Geschichten und Skuriles featured by JuSto

Wer mich all zu ernst nimmt, hat ein Problem, wer nicht, auch.

Textid ist 11

Der verborgene Gang

Was sebian endteckt.

Der verborgene Gang

Sebian stand mitten zwischen den alten Kartons, als er den Luftzug spürte – kaum mehr als ein Hauch, wie das Flüstern eines unsichtbaren Besuchers. Der Keller war still, wie immer. Kühle Mauern, gelegentliches Tropfen von Kondenswasser, und die vertraute Dunkelheit, die von der einzelnen Glühbirne in der Decke nur unvollständig vertrieben wurde.

Er hielt inne.

Der Luftzug war da. Wieder. Ganz fein, aber eindeutig. Und vor allem – unmöglich. Der Keller war in den Hang gebaut, vollständig umschlossen von Erde und Stein. Es gab nur eine Tür nach oben und kein Fenster, kein Schacht. Keine logische Erklärung.
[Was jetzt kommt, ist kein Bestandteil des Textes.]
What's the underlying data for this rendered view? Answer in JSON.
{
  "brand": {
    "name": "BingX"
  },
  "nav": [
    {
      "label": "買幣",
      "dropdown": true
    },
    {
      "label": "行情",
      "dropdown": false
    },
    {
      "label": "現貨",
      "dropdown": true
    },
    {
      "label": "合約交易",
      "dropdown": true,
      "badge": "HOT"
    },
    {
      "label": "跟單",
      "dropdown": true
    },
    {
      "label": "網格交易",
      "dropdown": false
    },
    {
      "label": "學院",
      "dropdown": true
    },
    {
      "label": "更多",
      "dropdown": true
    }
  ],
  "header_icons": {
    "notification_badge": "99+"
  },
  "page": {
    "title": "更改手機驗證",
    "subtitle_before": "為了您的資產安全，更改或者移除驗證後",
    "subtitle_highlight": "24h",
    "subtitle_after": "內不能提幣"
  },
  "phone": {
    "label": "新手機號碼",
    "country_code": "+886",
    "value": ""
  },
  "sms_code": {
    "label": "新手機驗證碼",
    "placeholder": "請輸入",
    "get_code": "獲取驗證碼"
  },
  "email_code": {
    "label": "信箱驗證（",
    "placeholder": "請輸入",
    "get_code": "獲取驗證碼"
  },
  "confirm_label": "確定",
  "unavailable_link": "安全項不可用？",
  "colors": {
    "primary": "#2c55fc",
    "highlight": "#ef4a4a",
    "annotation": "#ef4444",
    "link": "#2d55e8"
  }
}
Sebian schaltete die Deckenlampe aus, um den Raum genauer zu spüren. In der Stille des Halblichts folgte er der Bewegung der Luft mit geschärften Sinnen, tastete sich entlang der feuchten Wand. Zwischen zwei großen Regalen, die er bei seinem Einzug achtlos nebeneinander gestellt hatte, war ein schmaler Spalt.

Er schob die Regale auseinander – schwer, staubig, knarrend. Dahinter kam ein kleiner Abschnitt unverputzter Wand zum Vorschein, und in der Mitte: eine rechteckige Linie, kaum sichtbar. Ein eingelassenes, verriegeltes Paneel.
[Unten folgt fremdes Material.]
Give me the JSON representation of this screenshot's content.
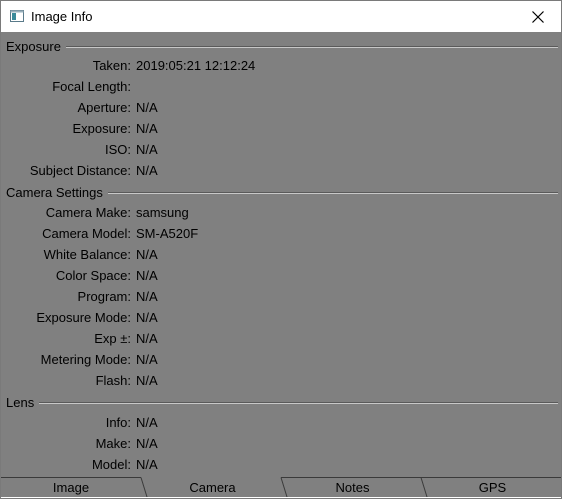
{
  "window": {
    "title": "Image Info"
  },
  "sections": {
    "exposure": {
      "label": "Exposure",
      "rows": [
        {
          "key": "Taken:",
          "value": "2019:05:21 12:12:24"
        },
        {
          "key": "Focal Length:",
          "value": ""
        },
        {
          "key": "Aperture:",
          "value": "N/A"
        },
        {
          "key": "Exposure:",
          "value": "N/A"
        },
        {
          "key": "ISO:",
          "value": "N/A"
        },
        {
          "key": "Subject Distance:",
          "value": "N/A"
        }
      ]
    },
    "camera": {
      "label": "Camera Settings",
      "rows": [
        {
          "key": "Camera Make:",
          "value": "samsung"
        },
        {
          "key": "Camera Model:",
          "value": "SM-A520F"
        },
        {
          "key": "White Balance:",
          "value": "N/A"
        },
        {
          "key": "Color Space:",
          "value": "N/A"
        },
        {
          "key": "Program:",
          "value": "N/A"
        },
        {
          "key": "Exposure Mode:",
          "value": "N/A"
        },
        {
          "key": "Exp ±:",
          "value": "N/A"
        },
        {
          "key": "Metering Mode:",
          "value": "N/A"
        },
        {
          "key": "Flash:",
          "value": "N/A"
        }
      ]
    },
    "lens": {
      "label": "Lens",
      "rows": [
        {
          "key": "Info:",
          "value": "N/A"
        },
        {
          "key": "Make:",
          "value": "N/A"
        },
        {
          "key": "Model:",
          "value": "N/A"
        }
      ]
    }
  },
  "tabs": [
    {
      "label": "Image",
      "active": false
    },
    {
      "label": "Camera",
      "active": true
    },
    {
      "label": "Notes",
      "active": false
    },
    {
      "label": "GPS",
      "active": false
    }
  ],
  "icons": {
    "app": "window-icon",
    "close": "close-icon"
  }
}
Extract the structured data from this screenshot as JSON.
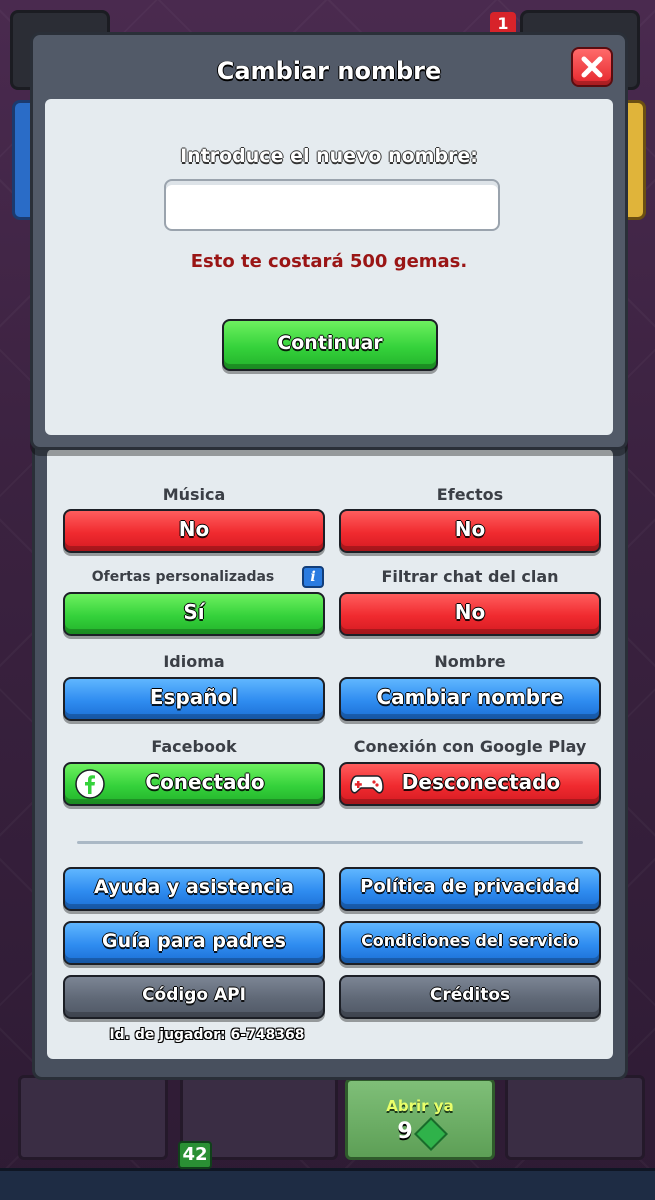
{
  "background": {
    "notification_count": "1",
    "chest_label": "Abrir ya",
    "chest_gem_cost": "9",
    "bottom_count": "42"
  },
  "dialog": {
    "title": "Cambiar nombre",
    "close_icon": "close-icon",
    "prompt": "Introduce el nuevo nombre:",
    "input_value": "",
    "input_placeholder": "",
    "cost_text": "Esto te costará 500 gemas.",
    "continue_label": "Continuar"
  },
  "settings": {
    "music": {
      "label": "Música",
      "value": "No"
    },
    "effects": {
      "label": "Efectos",
      "value": "No"
    },
    "offers": {
      "label": "Ofertas personalizadas",
      "info": "i",
      "value": "Sí"
    },
    "clan_chat": {
      "label": "Filtrar chat del clan",
      "value": "No"
    },
    "language": {
      "label": "Idioma",
      "value": "Español"
    },
    "name": {
      "label": "Nombre",
      "value": "Cambiar nombre"
    },
    "facebook": {
      "label": "Facebook",
      "value": "Conectado",
      "icon": "facebook-icon"
    },
    "google_play": {
      "label": "Conexión con Google  Play",
      "value": "Desconectado",
      "icon": "gamepad-icon"
    },
    "links": {
      "help": "Ayuda y asistencia",
      "privacy": "Política de privacidad",
      "parents": "Guía para padres",
      "terms": "Condiciones del servicio",
      "api": "Código API",
      "credits": "Créditos"
    },
    "player_id": "Id. de jugador: 6-748368"
  },
  "colors": {
    "red_button": "#f02a2f",
    "green_button": "#35d23b",
    "blue_button": "#2f8cf0",
    "gray_button": "#5f6876",
    "cost_text": "#9a1515",
    "panel_bg": "#e5ebef"
  }
}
Es war keine Tür im klassischen Sinne, eher eine technische Klappe, mit einem alten Drehmechanismus – untypisch für das rustikale Haus. Fast schon… industriell. Sebian beugte sich vor, untersuchte die Verriegelung. Ein feines Scharnier, ein gedämpftes Klicken. Und dann öffnete sich die Wand – und enthüllte einen dunklen Gang, schmal, etwa mannshoch, mit einer stufenlosen Neigung, die sich in den Hügel hineinzog.
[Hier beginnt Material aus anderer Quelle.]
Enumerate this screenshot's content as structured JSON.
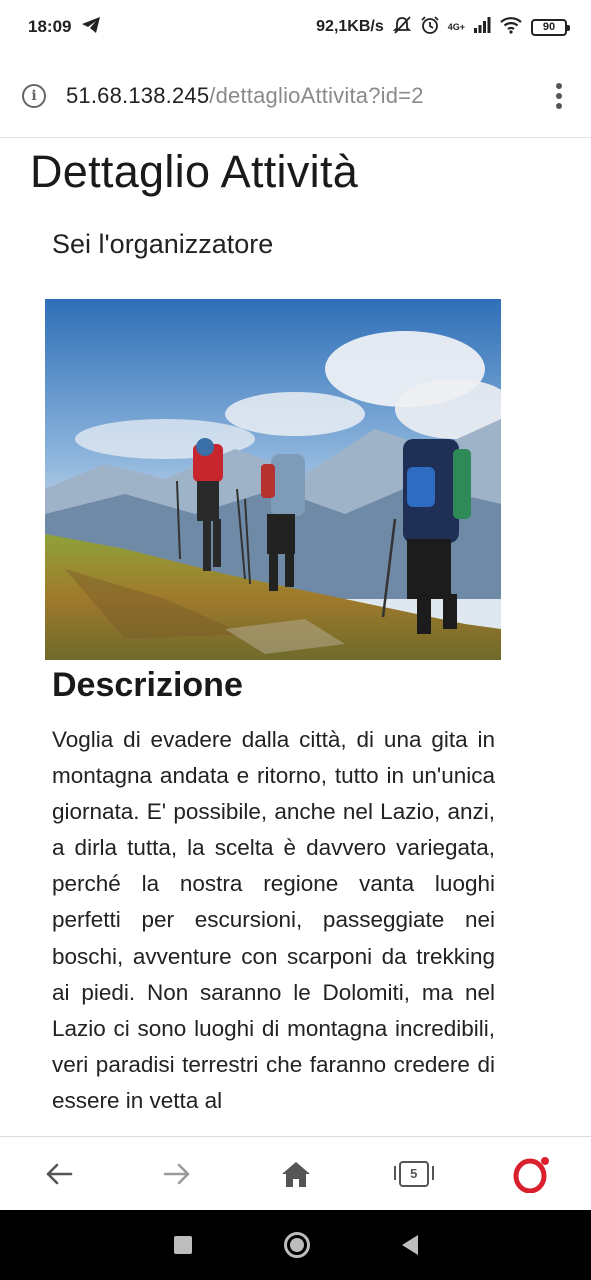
{
  "status_bar": {
    "time": "18:09",
    "net_speed": "92,1KB/s",
    "net_type": "4G+",
    "battery": "90",
    "icons": [
      "telegram-icon",
      "mute-icon",
      "alarm-icon",
      "signal-icon",
      "wifi-icon",
      "battery-icon"
    ]
  },
  "browser": {
    "url_host": "51.68.138.245",
    "url_path": "/dettaglioAttivita?id=2",
    "tab_count": "5",
    "icons": [
      "info-icon",
      "menu-icon",
      "back-icon",
      "forward-icon",
      "home-icon",
      "tabs-icon",
      "opera-icon"
    ],
    "colors": {
      "opera_red": "#d9202c",
      "toolbar_icon": "#555555",
      "url_path": "#8a8a8a"
    }
  },
  "page": {
    "title": "Dettaglio Attività",
    "organizer_text": "Sei l'organizzatore",
    "image": {
      "subject": "hikers-on-mountain-meadow"
    },
    "description_heading": "Descrizione",
    "description_text": "Voglia di evadere dalla città, di una gita in montagna andata e ritorno, tutto in un'unica giornata. E' possibile, anche nel Lazio, anzi, a dirla tutta, la scelta è davvero variegata, perché la nostra regione vanta luoghi perfetti per escursioni, passeggiate nei boschi, avventure con scarponi da trekking ai piedi. Non saranno le Dolomiti, ma nel Lazio ci sono luoghi di montagna incredibili, veri paradisi terrestri che faranno credere di essere in vetta al"
  },
  "android_nav": {
    "icons": [
      "recents-icon",
      "home-circle-icon",
      "back-triangle-icon"
    ]
  }
}
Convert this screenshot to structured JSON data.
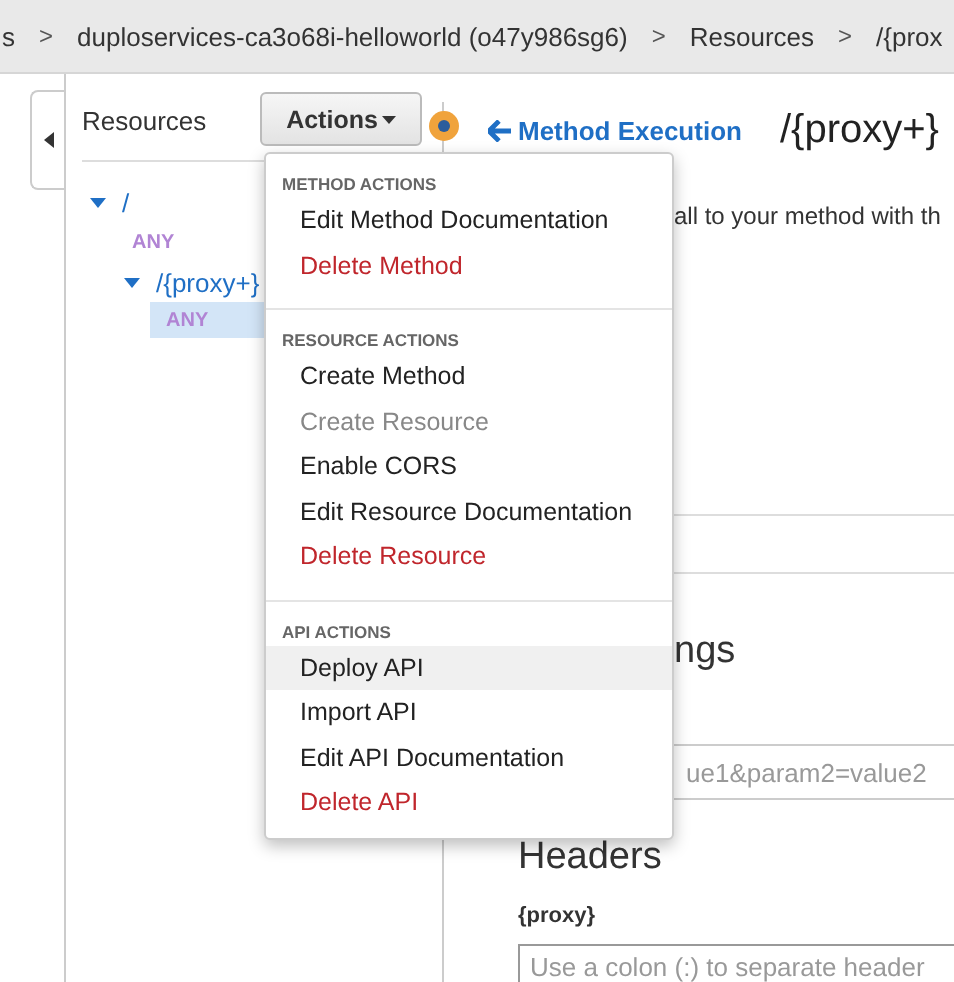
{
  "breadcrumb": [
    {
      "kind": "crumb",
      "text": "s"
    },
    {
      "kind": "separator",
      "text": ">"
    },
    {
      "kind": "crumb",
      "text": "duploservices-ca3o68i-helloworld (o47y986sg6)"
    },
    {
      "kind": "separator",
      "text": ">"
    },
    {
      "kind": "crumb",
      "text": "Resources"
    },
    {
      "kind": "separator",
      "text": ">"
    },
    {
      "kind": "crumb",
      "text": "/{prox"
    }
  ],
  "resources": {
    "title": "Resources",
    "actions_button": "Actions",
    "tree": [
      {
        "label": "/",
        "kind": "resource",
        "expanded": true,
        "selected": false,
        "children": [
          {
            "label": "ANY",
            "kind": "method",
            "selected": false
          },
          {
            "label": "/{proxy+}",
            "kind": "resource",
            "expanded": true,
            "selected": false,
            "children": [
              {
                "label": "ANY",
                "kind": "method",
                "selected": true
              }
            ]
          }
        ]
      }
    ]
  },
  "menu": {
    "sections": [
      {
        "title": "METHOD ACTIONS",
        "items": [
          {
            "label": "Edit Method Documentation",
            "kind": "normal",
            "highlighted": false
          },
          {
            "label": "Delete Method",
            "kind": "danger",
            "highlighted": false
          }
        ]
      },
      {
        "title": "RESOURCE ACTIONS",
        "items": [
          {
            "label": "Create Method",
            "kind": "normal",
            "highlighted": false
          },
          {
            "label": "Create Resource",
            "kind": "disabled",
            "highlighted": false
          },
          {
            "label": "Enable CORS",
            "kind": "normal",
            "highlighted": false
          },
          {
            "label": "Edit Resource Documentation",
            "kind": "normal",
            "highlighted": false
          },
          {
            "label": "Delete Resource",
            "kind": "danger",
            "highlighted": false
          }
        ]
      },
      {
        "title": "API ACTIONS",
        "items": [
          {
            "label": "Deploy API",
            "kind": "normal",
            "highlighted": true
          },
          {
            "label": "Import API",
            "kind": "normal",
            "highlighted": false
          },
          {
            "label": "Edit API Documentation",
            "kind": "normal",
            "highlighted": false
          },
          {
            "label": "Delete API",
            "kind": "danger",
            "highlighted": false
          }
        ]
      }
    ]
  },
  "detail": {
    "back_link": "Method Execution",
    "title": "/{proxy+}",
    "description": "all to your method with th",
    "settings_heading": "ngs",
    "query_field": {
      "placeholder": "ue1&param2=value2"
    },
    "headers_heading": "Headers",
    "header_label": "{proxy}",
    "header_field": {
      "placeholder": "Use a colon (:) to separate header"
    }
  }
}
Die Luft war trocken, leicht metallisch. Nicht unangenehm – eher wie die Luft in einer alten Werkhalle, lange nicht betreten.

Er griff nach der kleinen Stirnlampe, die er noch im Regal aufbewahrte, und zögerte einen Moment. Es war kein Angstgefühl. Nur eine seltsame Mischung aus Neugier und Respekt.

Was auch immer Johannes Reiter hier hinterlassen hatte – es sprach nicht laut. Es wartete.